I had previously bought one of those little usb wifi nubs for this, but apparently on Mac it’s not a thing to run two Wifi connections at once. I’m going by memory here, which is not to be trusted, but I seem to remember trying thoroughly several months ago, and could not make it work.
Did I see a mismatch of channels along the way here? Your Extender is serving on channel ‘2’ and the jackpot is channel ‘1’? Or did I misread this?
It seems like they’re just not communicating at all, which could be a channel mismatch thing.
I could see how it might look that way, but:
The above is my extender. The below is the FluidNC AP (the fallback mode).
This only means the AP mode is on a different channel than my extender.
Sadly, I don’t think this info helps get connected.
I wonder if in STA mode it’s also using a narrow channel that the extender isn’t on. These radios simply are ships passing in the night (not connecting). I’ve seen this with iOT types of things that I have that just won’t seem to connect unless it’s the third thursday of next week.
If you have a big enough network junk box, I’d try to connect with another router (I know your home one didn’t work out months ago). something that’s broadcasting on all channels, and really dumb, and not wifi 6 super duperness.

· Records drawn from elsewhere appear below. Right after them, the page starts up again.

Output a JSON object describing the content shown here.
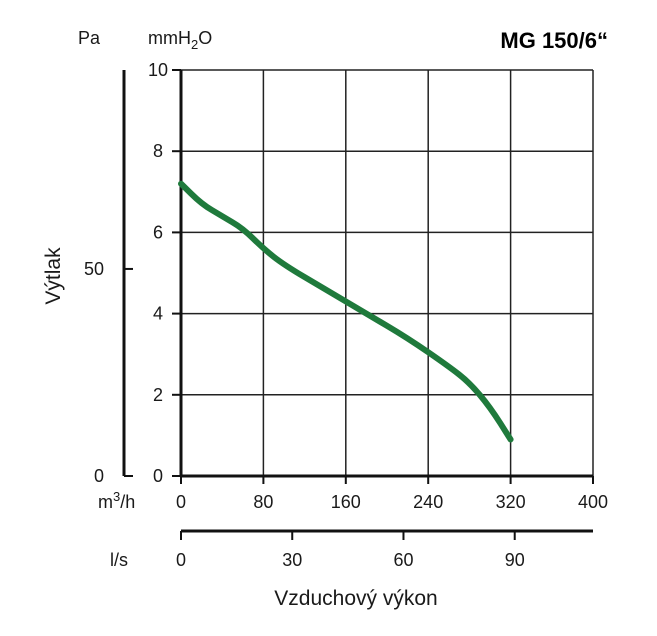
{
  "chart_data": {
    "type": "line",
    "title": "MG 150/6“",
    "xlabel": "Vzduchový výkon",
    "ylabel": "Výtlak",
    "x_unit_primary": "m3/h",
    "x_unit_secondary": "l/s",
    "y_unit_primary": "mmH2O",
    "y_unit_secondary": "Pa",
    "xlim": [
      0,
      400
    ],
    "ylim": [
      0,
      10
    ],
    "x_ticks": [
      0,
      80,
      160,
      240,
      320,
      400
    ],
    "y_ticks": [
      0,
      2,
      4,
      6,
      8,
      10
    ],
    "x2_ticks": [
      0,
      30,
      60,
      90
    ],
    "x2_tick_positions_m3h": [
      0,
      108,
      216,
      324
    ],
    "y2_ticks": [
      0,
      50
    ],
    "y2_tick_positions_mmh2o": [
      0,
      5.1
    ],
    "grid": true,
    "series": [
      {
        "color": "#1f7a3c",
        "x": [
          0,
          20,
          40,
          60,
          80,
          100,
          140,
          180,
          220,
          260,
          280,
          300,
          320
        ],
        "y": [
          7.2,
          6.7,
          6.4,
          6.1,
          5.6,
          5.2,
          4.6,
          4.0,
          3.4,
          2.7,
          2.3,
          1.7,
          0.9
        ]
      }
    ]
  },
  "labels": {
    "unit_pa": "Pa",
    "unit_mmh2o_prefix": "mmH",
    "unit_mmh2o_sub": "2",
    "unit_mmh2o_suffix": "O",
    "unit_m3h_prefix": "m",
    "unit_m3h_sup": "3",
    "unit_m3h_suffix": "/h",
    "unit_ls": "l/s"
  }
}
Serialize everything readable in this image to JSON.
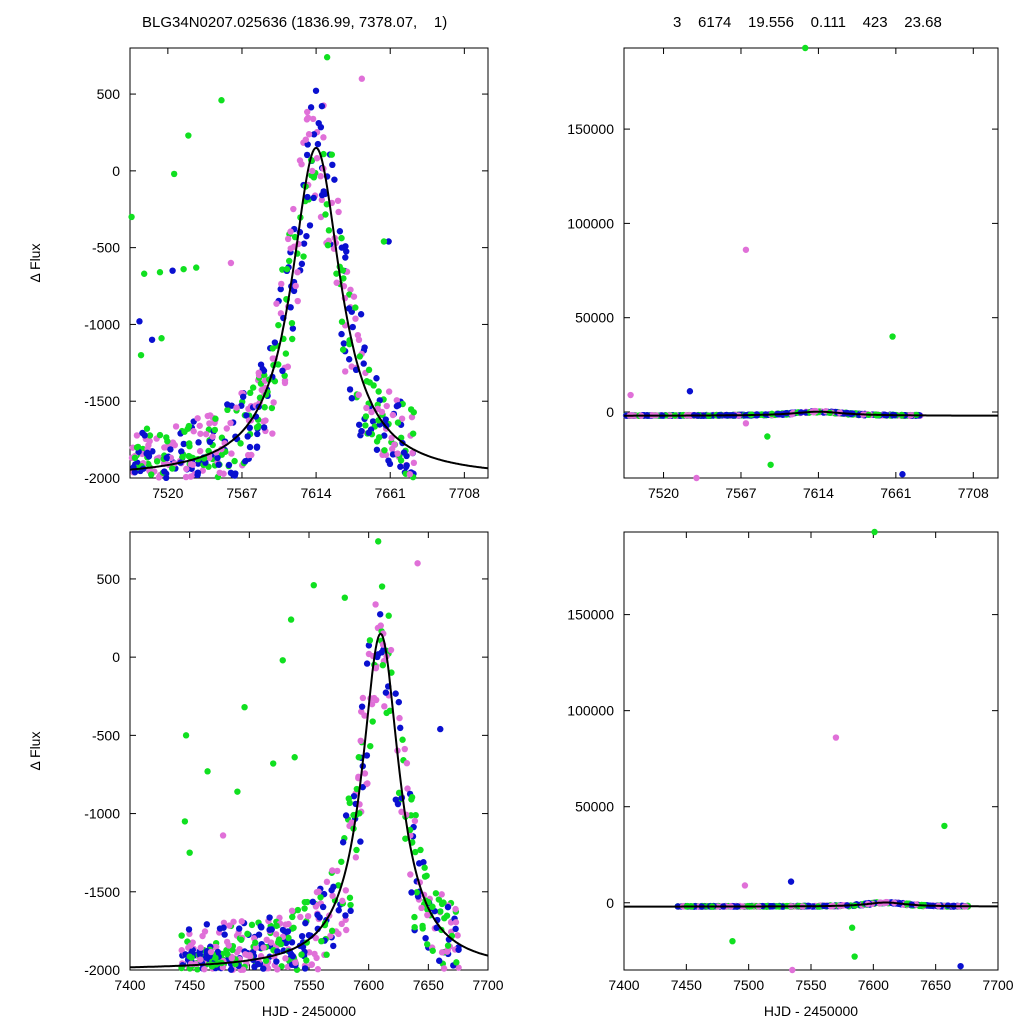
{
  "header": {
    "left": "BLG34N0207.025636 (1836.99, 7378.07,    1)",
    "right": "3    6174    19.556    0.111    423    23.68"
  },
  "colors": {
    "pink": "#e070d8",
    "blue": "#0a10d0",
    "green": "#10e020",
    "model": "#000000"
  },
  "chart_data": [
    {
      "id": "top-left",
      "type": "scatter",
      "xlim": [
        7496,
        7723
      ],
      "ylim": [
        -2000,
        800
      ],
      "xticks": [
        7520,
        7567,
        7614,
        7661,
        7708
      ],
      "yticks": [
        -2000,
        -1500,
        -1000,
        -500,
        0,
        500
      ],
      "xlabel": "",
      "ylabel": "Δ Flux",
      "model": {
        "t0": 7614,
        "width": 19,
        "base": -2000,
        "peak": 150
      },
      "outliers": [
        {
          "x": 7497,
          "y": -300,
          "c": "green"
        },
        {
          "x": 7502,
          "y": -980,
          "c": "blue"
        },
        {
          "x": 7503,
          "y": -1200,
          "c": "green"
        },
        {
          "x": 7505,
          "y": -670,
          "c": "green"
        },
        {
          "x": 7510,
          "y": -1100,
          "c": "blue"
        },
        {
          "x": 7515,
          "y": -660,
          "c": "green"
        },
        {
          "x": 7516,
          "y": -1090,
          "c": "green"
        },
        {
          "x": 7523,
          "y": -650,
          "c": "blue"
        },
        {
          "x": 7524,
          "y": -20,
          "c": "green"
        },
        {
          "x": 7530,
          "y": -640,
          "c": "green"
        },
        {
          "x": 7533,
          "y": 230,
          "c": "green"
        },
        {
          "x": 7538,
          "y": -630,
          "c": "green"
        },
        {
          "x": 7554,
          "y": 460,
          "c": "green"
        },
        {
          "x": 7560,
          "y": -600,
          "c": "pink"
        },
        {
          "x": 7621,
          "y": 740,
          "c": "green"
        },
        {
          "x": 7643,
          "y": 600,
          "c": "pink"
        },
        {
          "x": 7660,
          "y": -460,
          "c": "blue"
        },
        {
          "x": 7657,
          "y": -460,
          "c": "green"
        }
      ]
    },
    {
      "id": "top-right",
      "type": "scatter",
      "xlim": [
        7496,
        7723
      ],
      "ylim": [
        -35000,
        193000
      ],
      "xticks": [
        7520,
        7567,
        7614,
        7661,
        7708
      ],
      "yticks": [
        0,
        50000,
        100000,
        150000
      ],
      "xlabel": "",
      "ylabel": "",
      "model": {
        "t0": 7614,
        "width": 19,
        "base": -2000,
        "peak": 150
      },
      "outliers": [
        {
          "x": 7606,
          "y": 193000,
          "c": "green"
        },
        {
          "x": 7570,
          "y": 86000,
          "c": "pink"
        },
        {
          "x": 7659,
          "y": 40000,
          "c": "green"
        },
        {
          "x": 7500,
          "y": 9000,
          "c": "pink"
        },
        {
          "x": 7536,
          "y": 11000,
          "c": "blue"
        },
        {
          "x": 7583,
          "y": -13000,
          "c": "green"
        },
        {
          "x": 7585,
          "y": -28000,
          "c": "green"
        },
        {
          "x": 7540,
          "y": -35000,
          "c": "pink"
        },
        {
          "x": 7665,
          "y": -33000,
          "c": "blue"
        },
        {
          "x": 7570,
          "y": -6000,
          "c": "pink"
        }
      ]
    },
    {
      "id": "bottom-left",
      "type": "scatter",
      "xlim": [
        7400,
        7700
      ],
      "ylim": [
        -2000,
        800
      ],
      "xticks": [
        7400,
        7450,
        7500,
        7550,
        7600,
        7650,
        7700
      ],
      "yticks": [
        -2000,
        -1500,
        -1000,
        -500,
        0,
        500
      ],
      "xlabel": "HJD - 2450000",
      "ylabel": "Δ Flux",
      "model": {
        "t0": 7610,
        "width": 19,
        "base": -2000,
        "peak": 150
      },
      "outliers": [
        {
          "x": 7447,
          "y": -500,
          "c": "green"
        },
        {
          "x": 7446,
          "y": -1050,
          "c": "green"
        },
        {
          "x": 7450,
          "y": -1250,
          "c": "green"
        },
        {
          "x": 7465,
          "y": -730,
          "c": "green"
        },
        {
          "x": 7490,
          "y": -860,
          "c": "green"
        },
        {
          "x": 7496,
          "y": -320,
          "c": "green"
        },
        {
          "x": 7520,
          "y": -680,
          "c": "green"
        },
        {
          "x": 7528,
          "y": -20,
          "c": "green"
        },
        {
          "x": 7535,
          "y": 240,
          "c": "green"
        },
        {
          "x": 7538,
          "y": -640,
          "c": "green"
        },
        {
          "x": 7554,
          "y": 460,
          "c": "green"
        },
        {
          "x": 7608,
          "y": 740,
          "c": "green"
        },
        {
          "x": 7641,
          "y": 600,
          "c": "pink"
        },
        {
          "x": 7660,
          "y": -460,
          "c": "blue"
        },
        {
          "x": 7580,
          "y": 380,
          "c": "green"
        },
        {
          "x": 7478,
          "y": -1140,
          "c": "pink"
        }
      ]
    },
    {
      "id": "bottom-right",
      "type": "scatter",
      "xlim": [
        7400,
        7700
      ],
      "ylim": [
        -35000,
        193000
      ],
      "xticks": [
        7400,
        7450,
        7500,
        7550,
        7600,
        7650,
        7700
      ],
      "yticks": [
        0,
        50000,
        100000,
        150000
      ],
      "xlabel": "HJD - 2450000",
      "ylabel": "",
      "model": {
        "t0": 7610,
        "width": 19,
        "base": -2000,
        "peak": 150
      },
      "outliers": [
        {
          "x": 7601,
          "y": 193000,
          "c": "green"
        },
        {
          "x": 7570,
          "y": 86000,
          "c": "pink"
        },
        {
          "x": 7657,
          "y": 40000,
          "c": "green"
        },
        {
          "x": 7497,
          "y": 9000,
          "c": "pink"
        },
        {
          "x": 7534,
          "y": 11000,
          "c": "blue"
        },
        {
          "x": 7487,
          "y": -20000,
          "c": "green"
        },
        {
          "x": 7583,
          "y": -13000,
          "c": "green"
        },
        {
          "x": 7585,
          "y": -28000,
          "c": "green"
        },
        {
          "x": 7535,
          "y": -35000,
          "c": "pink"
        },
        {
          "x": 7670,
          "y": -33000,
          "c": "blue"
        }
      ]
    }
  ]
}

My own equipment is a ubiquiti AP, located on the other side of the literal firewall of my garage, and signal goes through my HVAC equipment. So, unless you’ve got a faulty esp32, this should be working in your situation.
@williamaadams Thanks for the help efforts.
According to the FluidNC command ( $Wifi/ListAPs ) it can see the extender at 100% strength. If it was looking on a wrong channel it would not see it. Whatever is wrong, I don’t think it’s a channel mismatch.
the fact the board can see the access point is promising, at least the radios are communicating. The one thing that happens next to get a connection is negotiating the handshake. for that, the WPA2-PSK things have to match, and the encryption type (TKIP, or AES) need to match as well.
And final Columbo question, Are you absolutely SURE the password to the access point is correct in your config…
One can always doubt and double check.
Well, the underlying BSD Unix OS can do it… but this isn’t the first time that Mac OS won’t let you do stuff the underlying Unix is perfectly happy to do. too bad, it was a cheap solution for me.
I just received a 6pack board (also fluidnc), and installed it on my network. My house has wifi access points, of varying degrees of age, but all ubiquiti. There is an access point just on the other side of the wall from my office where I powered up the board.
The 6 pack did not connect to that access point. Instead, it went for the one that’s down in the basement, the same one my jackpot board in the garage connects to.
It could have gone for the one upstairs, which is more of a clear path, but not, it went for this one.
The info on it is:
Channel 1 (2.4 GHz, 20MHz)
WiFi 4
MIMO Configuration: 1x1
So, I’m really thinking your extender is either too smart, or too dumb for its own good. I’d try with a standard wifi router thing to test all these assumptions. If that works, then we know it’s the extender.